Charakteristisch ist vielleicht der Fall Pratteln5. In der Metallwarenfabrik Schindler, Pratteln, brach dieses Frühjahr ein Streik italienischer Fremdarbeiter aus. Die schweizerischen Arbeiter traten in einen mehrstündigen Sympathiestreik. Aus Erzählungen verschiedener Gewerkschaftsfunktionäre lässt sich folgender Tatbestand rekonstruieren: In der Leitung der Metallarbeiter-Gewerkschaft hat es einige Leute der PdA. Diese haben nun offensichtlich die italienischen Fremdarbeiter aufgewiegelt, in den Streik zu treten. Die italienischen Arbeiter haben dabei Forderungen gestellt, welche sie gegenüber den Schweizerarbeitern privilegiert hätten. Sie sind offenbar zum voraus versichert worden, dass die Schweizerarbeiter einen Sympathiestreik auslösen würden, was dann unter der Führung der PdA-Leute auch geschah. Die Forderungen der Italiener seien nicht gerechtfertigt gewesen. Der Schweizerische Metallarbeiterverband sah im Verhalten der PdA-Leute eine Gefährdung und Verletzung des Friedensabkommens im Metallgewerbe und verfügte sofort den Ausschluss dieser Leute aus der Gewerkschaft.

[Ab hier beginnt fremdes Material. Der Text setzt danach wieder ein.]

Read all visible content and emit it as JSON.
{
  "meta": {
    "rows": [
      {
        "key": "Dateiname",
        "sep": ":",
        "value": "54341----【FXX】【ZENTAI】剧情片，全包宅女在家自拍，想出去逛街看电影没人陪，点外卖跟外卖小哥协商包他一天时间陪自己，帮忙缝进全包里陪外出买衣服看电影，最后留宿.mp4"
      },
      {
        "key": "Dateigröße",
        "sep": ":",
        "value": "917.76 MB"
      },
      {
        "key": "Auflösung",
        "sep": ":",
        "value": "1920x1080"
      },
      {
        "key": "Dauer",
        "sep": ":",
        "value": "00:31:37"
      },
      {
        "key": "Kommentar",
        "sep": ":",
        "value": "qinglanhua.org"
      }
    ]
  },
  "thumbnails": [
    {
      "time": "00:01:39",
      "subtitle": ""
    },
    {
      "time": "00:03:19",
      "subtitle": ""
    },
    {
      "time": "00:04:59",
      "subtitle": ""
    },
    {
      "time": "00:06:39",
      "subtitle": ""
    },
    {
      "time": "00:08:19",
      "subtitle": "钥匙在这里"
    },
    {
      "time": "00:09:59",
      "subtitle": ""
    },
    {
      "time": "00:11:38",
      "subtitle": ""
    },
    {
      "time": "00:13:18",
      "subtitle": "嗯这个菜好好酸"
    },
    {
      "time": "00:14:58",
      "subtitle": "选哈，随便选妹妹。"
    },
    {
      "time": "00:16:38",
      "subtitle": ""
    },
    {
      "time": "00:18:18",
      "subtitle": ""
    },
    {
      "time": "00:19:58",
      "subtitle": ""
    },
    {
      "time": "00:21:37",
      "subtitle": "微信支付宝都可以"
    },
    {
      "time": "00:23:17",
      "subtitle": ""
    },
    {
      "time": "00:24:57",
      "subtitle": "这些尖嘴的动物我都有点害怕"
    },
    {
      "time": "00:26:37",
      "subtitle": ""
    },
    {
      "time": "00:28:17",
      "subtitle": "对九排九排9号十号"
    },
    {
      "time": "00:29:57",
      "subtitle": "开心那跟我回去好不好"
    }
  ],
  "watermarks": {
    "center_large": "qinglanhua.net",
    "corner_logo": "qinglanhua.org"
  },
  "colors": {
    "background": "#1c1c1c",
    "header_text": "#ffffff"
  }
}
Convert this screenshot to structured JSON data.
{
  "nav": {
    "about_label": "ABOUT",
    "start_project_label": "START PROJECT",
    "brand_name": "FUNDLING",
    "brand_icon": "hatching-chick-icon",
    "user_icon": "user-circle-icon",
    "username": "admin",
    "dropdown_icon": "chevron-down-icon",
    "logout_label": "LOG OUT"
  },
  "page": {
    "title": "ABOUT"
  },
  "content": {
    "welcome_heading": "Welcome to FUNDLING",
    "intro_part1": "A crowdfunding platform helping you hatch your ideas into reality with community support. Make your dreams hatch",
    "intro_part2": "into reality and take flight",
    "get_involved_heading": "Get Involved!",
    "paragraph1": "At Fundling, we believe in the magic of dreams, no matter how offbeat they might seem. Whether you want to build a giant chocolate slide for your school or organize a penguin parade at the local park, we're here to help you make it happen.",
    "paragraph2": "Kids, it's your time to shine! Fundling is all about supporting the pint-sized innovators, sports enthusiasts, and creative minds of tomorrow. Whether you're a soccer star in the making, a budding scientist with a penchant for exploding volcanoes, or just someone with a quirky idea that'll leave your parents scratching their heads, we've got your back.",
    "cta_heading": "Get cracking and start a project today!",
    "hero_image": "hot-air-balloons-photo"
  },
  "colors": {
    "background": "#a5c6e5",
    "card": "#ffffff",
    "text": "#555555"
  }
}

Die an den italienischen Fremdarbeitern aus irgendeinem Grunde interessierten Kreise in der Schweiz haben bis heute einige Erfahrungen gesammelt. Diese Erfahrungen sind gute und schlechte. Wie ich feststellen konnte, sind aber die Erfahrungen nicht derart schlecht, dass sich in der nächsten Zeit, vor allem die extremistischen Kreise, von den italienischen Fremdarbeitern distanzieren werden. Meine Gewährsleute sind im Gegenteil davon überzeugt, dass die extremistischen Elemente ihre Anstrengungen verdoppeln werden. Es ist bekannt, dass die Gewerkschaften in Italien seit einiger Zeit ausserordentlich stark unter dem kommunistischen Einfluss stehen. Es ist durchaus möglich, dass die Zahl der aktiven Kommunisten unter den italienischen Fremdarbeitern inskünftig grösser sein wird. Die Gefahr besteht, dass die grosse politisch ungeschulte Masse stärker unter kommunistischem Einfluss sein wird als bis anhin. Es scheint dann wahrscheinlich, dass extremistische Kreise in der Schweiz dadurch eine Unterstützung erhalten. Das Problem der italienischen Fremdarbeiter wird wahrscheinlich heikler und verdient bestimmt alle Aufmerksamkeit. Ich bedaure ausserordentlich, dass es mir aus zeitlichen Gründen nicht möglich ist, noch andernorts, vor allem in der Westschweiz, wo der kommunistische Einfluss in den Gewerkschaften gross ist, diese Frage zu untersuchen. Ich bin gerne bereit, dies noch zu tun, soweit es als wünschenswert erachtet wird.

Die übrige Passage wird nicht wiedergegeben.